Und das hat der Prophet gegessen
Das mit dem Arak ist in Aghas Geburtsort erstmal vorbei. Jetzt dominiert die Bananenmilch. Die IS-Milizen haben sämtliche eingesessenen Restaurants zwischen Deir ez-Zor und Al-Raqqa schließen lassen. Nur noch „Mohammads Speisen“ dürfen serviert werden: Fleisch und Reis. Und Bananenmilch. Mangomilch ist „haram“: Sünde.
Agha erzählt von dieser brutalen Kulturfeindlichkeit stets mit Zurückhaltung, Selbstironie und Charme. Nebenbei verteilt er Messer und zeigt, wie etwa der Granatapfel am leichtesten zu entkernen ist. Für ihn ist Kochen keine Show, sondern Handwerk und zwar eines, das er liebt.

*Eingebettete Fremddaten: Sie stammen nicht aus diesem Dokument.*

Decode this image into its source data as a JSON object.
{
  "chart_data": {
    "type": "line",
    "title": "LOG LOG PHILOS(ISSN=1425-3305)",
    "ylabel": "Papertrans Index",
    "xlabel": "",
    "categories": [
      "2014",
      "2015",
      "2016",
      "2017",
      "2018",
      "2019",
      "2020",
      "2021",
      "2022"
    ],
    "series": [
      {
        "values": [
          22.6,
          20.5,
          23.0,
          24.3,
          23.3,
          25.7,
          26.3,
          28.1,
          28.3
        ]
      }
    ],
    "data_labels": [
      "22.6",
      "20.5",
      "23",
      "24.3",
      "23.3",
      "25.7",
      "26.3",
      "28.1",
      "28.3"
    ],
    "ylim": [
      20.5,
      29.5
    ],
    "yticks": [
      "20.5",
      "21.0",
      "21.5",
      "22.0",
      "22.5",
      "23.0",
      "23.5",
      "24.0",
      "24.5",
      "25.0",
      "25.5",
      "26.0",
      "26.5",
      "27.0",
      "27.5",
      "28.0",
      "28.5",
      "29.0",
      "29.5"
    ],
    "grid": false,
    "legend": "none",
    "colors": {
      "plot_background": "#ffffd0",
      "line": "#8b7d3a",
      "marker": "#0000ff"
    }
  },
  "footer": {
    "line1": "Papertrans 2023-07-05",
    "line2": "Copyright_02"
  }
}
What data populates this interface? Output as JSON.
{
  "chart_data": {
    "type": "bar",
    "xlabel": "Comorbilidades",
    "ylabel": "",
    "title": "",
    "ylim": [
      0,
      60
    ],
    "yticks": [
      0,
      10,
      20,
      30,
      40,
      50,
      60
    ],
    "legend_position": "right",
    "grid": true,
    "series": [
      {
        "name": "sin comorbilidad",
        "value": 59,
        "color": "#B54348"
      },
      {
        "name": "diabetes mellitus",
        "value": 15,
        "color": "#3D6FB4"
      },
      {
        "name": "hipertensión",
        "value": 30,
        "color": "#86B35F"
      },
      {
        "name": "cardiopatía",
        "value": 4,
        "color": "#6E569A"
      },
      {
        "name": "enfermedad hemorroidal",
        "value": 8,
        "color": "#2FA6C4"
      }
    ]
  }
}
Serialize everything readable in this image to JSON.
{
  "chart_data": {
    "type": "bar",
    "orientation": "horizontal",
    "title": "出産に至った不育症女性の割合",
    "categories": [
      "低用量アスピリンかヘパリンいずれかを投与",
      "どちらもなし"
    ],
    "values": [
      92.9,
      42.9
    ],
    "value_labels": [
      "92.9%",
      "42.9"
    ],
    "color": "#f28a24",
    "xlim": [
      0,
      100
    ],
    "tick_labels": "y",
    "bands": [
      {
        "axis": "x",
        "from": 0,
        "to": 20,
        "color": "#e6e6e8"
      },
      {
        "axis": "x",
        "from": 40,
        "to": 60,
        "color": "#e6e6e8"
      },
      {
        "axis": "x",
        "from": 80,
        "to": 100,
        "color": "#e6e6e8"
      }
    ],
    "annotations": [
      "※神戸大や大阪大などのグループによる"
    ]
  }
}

Dabei führt er weniger durch den Abend als dass er auf Fragen und Einwürfe antwortet. Ein Gast aus Israel, der jedes Gericht zu kommentieren weiß, kommt ihm da gerade recht. Schon in seinem letzten, am Gorki-Theater gezeigten Stück „You Know I Don’t Remember“ wurden Teile der Geschichte Syriens – damals ging es um politische Gefangene – im Dialog erinnert (oder vergessen). Leider läuft am Ende die Zeit davon, und Agha muss sich ganz aufs Kochen konzentrieren. Schade, gerne hätte man noch mehr Geschichten von ihm gehört. Um so von einem Syrien jenseits der in den Medien so beliebten Geopolitik zu erfahren. Die bringt den Alltag ja verlässlich zum Verschwinden.
Die gute Nachricht: Auch das „Tscherkessen“-Huhn mit und ohne Walnüsse war exzellent. Profi ist eben Profi.